We describe a submarine in certain ways, including top, bottom, and sides, and peaked ends (deck, bottom, stern and bow in Navy terms)

As for the verses, keep in mind that Ether (or whoever wrote that part [Brother of Jared?} as well as Moroni in his abridgement) is trying to describe a tree, which everyone knows and understands its parts, now that it is being used as a submersible barge, no doubt something that none of the above had ever seen or even thought about before and now are trying to describe it.
    We use submarine to describe it (something the Jaredites and Moroni would not have known about), with its having two ends, a top, bottom, and sides, even though it is basically round. The front end (bow) of a submarine can be described as an end, but never a top, unless for some reason and in some manner, it was situated on its tail fins—even then naval jargon would now allow it, but a novice could easily use the term. As an example, viewing an “emergency [main ballast] blow” and steep surface climb, which can nearly be vertical 90º, it is the “top” that rises out of the water first, but of course any mariner would call it the bow. Those who have experienced an emergency blow will, if saying much, might claim it felt like 90º, but the information is classified and not a discussable issue—however, any crew, if still in control of the boat would keep the angle of climb at a strictly regulated 45º (30º more likely). The point is, in such a climb following an “emergency deep [dive]” as U.S.S. Greenville managed when it struck the Japanese fishery training ship Ehime Maru was claimed to have been “quite steep” coming up from a four-hundred-foot depth.
Left: Japanese training fishery ship Ehime Maru. U.S.S. Greenville submerged directly beneath the vessel, cutting it in two; Right: U.S.S. Pickerel (SS-524) in an emergency blow at flank speed hit 72º angle as it broke the surface in 1952

As for cylinders, they are tubes with no purpose beyond being filled. A submarine, or in this case, a barge, has several other functions, not the least of which is having people inside. In order to communicate at sea, in the dark, or an emergency, certain nomenclature is used, including deck (outside top; deck inside bottom floor the sole), overhead (inside), front (forward), end (bow), rearward (aft), end (stern), etc. Since submersibles began in the military and the military has names for everything, round barges or submersibles have descriptions of sides, top, bottom, ends, etc. 

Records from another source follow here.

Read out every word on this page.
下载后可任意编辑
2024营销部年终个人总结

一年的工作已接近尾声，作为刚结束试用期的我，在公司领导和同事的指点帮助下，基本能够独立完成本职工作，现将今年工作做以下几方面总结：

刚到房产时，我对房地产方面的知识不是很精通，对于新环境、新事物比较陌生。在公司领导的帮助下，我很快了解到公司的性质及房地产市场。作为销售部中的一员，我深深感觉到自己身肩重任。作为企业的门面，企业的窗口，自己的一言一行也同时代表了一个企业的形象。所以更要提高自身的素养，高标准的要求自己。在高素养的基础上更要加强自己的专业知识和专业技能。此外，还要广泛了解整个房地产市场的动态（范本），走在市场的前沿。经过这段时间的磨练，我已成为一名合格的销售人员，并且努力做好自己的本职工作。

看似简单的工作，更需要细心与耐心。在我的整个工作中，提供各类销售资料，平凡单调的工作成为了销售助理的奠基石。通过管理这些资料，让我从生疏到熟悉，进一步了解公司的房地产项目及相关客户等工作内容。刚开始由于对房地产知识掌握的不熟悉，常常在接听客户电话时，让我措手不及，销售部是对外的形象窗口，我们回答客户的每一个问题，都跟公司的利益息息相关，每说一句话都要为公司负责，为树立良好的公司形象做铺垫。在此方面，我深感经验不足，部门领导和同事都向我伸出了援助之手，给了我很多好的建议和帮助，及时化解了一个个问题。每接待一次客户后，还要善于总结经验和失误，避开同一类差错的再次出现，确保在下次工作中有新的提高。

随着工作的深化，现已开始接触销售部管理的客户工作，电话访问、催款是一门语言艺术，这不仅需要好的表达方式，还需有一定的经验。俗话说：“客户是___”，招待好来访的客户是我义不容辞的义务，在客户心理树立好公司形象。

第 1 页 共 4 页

Comment #3: “I can see why grain needed to have been taken by Lehi, but wheat seems to common for the story line” Gus F.
Response: Actually, taking wheat in black sacks was quite common in Israel at the time of Lehi. They put the grain in homemade goat’s hair sacks called “farde” which is the Hebrew saq (Genesis 42:25), and holds about 150 pounds of grain, and placed two on a camel. And no Hebrew would have set out on any such trip without sufficient grain to secure crops in a new land, and wheat was the most staple crop in Israel at the time.